Jacob Miles Solberg, of Erskine, Minn., is probably going to spend more time in prison for raping a co-worker in 2013 because the Minnesota Court of Appeals today ruled that being remorseful isn’t enough to get a break on his sentence.
When Solberg pleaded guilty to the charges from the incident, in which his co-worker agreed to go to his house to meet with other friends. When she arrived, Solberg, who was drunk, was the only one there.
During the assault, she told Solberg “no,” according to court records.
Partly because his lawyer said he was remorseful, Solberg was given a two-and-a-half year prison sentence, which is less than state guidelines.

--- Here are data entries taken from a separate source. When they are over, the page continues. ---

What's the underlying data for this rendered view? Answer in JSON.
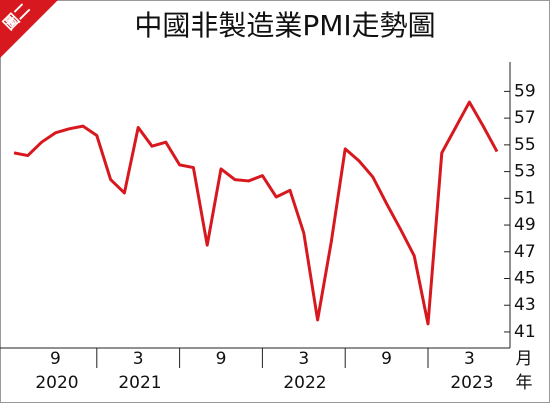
{
  "chart_data": {
    "type": "line",
    "title": "中國非製造業PMI走勢圖",
    "badge": "圖二",
    "categories": [
      null,
      null,
      null,
      "9",
      null,
      null,
      null,
      null,
      null,
      "3",
      null,
      null,
      null,
      null,
      null,
      "9",
      null,
      null,
      null,
      null,
      null,
      "3",
      null,
      null,
      null,
      null,
      null,
      "9",
      null,
      null,
      null,
      null,
      null,
      "3",
      null,
      null
    ],
    "years": [
      "2020",
      "2021",
      "2022",
      "2023"
    ],
    "x_unit": "月",
    "year_unit": "年",
    "series": [
      {
        "name": "PMI",
        "color": "#d7191f",
        "values": [
          54.4,
          54.2,
          55.2,
          55.9,
          56.2,
          56.4,
          55.7,
          52.4,
          51.4,
          56.3,
          54.9,
          55.2,
          53.5,
          53.3,
          47.5,
          53.2,
          52.4,
          52.3,
          52.7,
          51.1,
          51.6,
          48.4,
          41.9,
          47.8,
          54.7,
          53.8,
          52.6,
          50.6,
          48.7,
          46.7,
          41.6,
          54.4,
          56.3,
          58.2,
          56.4,
          54.5
        ]
      }
    ],
    "ylim": [
      39.8,
      61.2
    ],
    "yticks": [
      41,
      43,
      45,
      47,
      49,
      51,
      53,
      55,
      57,
      59
    ],
    "grid": false
  }
}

But in an appeal from prosecutors today, Minnesota Court of Appeals Judge Natalie Hudson, who was appointed last week to the Minnesota Supreme Court, said Solberg’s remorse, lack of criminal history and cooperation with the police aren’t good enough reasons to get a lighter sentence.
“There is no indication that (Solberg’s) remorse diminishes the seriousness of the offense,” she wrote in today’s decision (pdf).
The victim had previously confronted respondent about the offense, and he claimed to have no memory of it. Respondent did not enter a plea until trial was well underway; this was after numerous witnesses had testified and the district court had ruled on the permissibility of a rebuttal witness.
These facts do not support respondent’s claim that he was remorseful once he realized what he had done. Instead, it seems that he showed remorse once he realized a conviction was likely.
Hudson sent the case back to a district court for resentencing, where Solberg is likely to get another 23 months added to his prison term.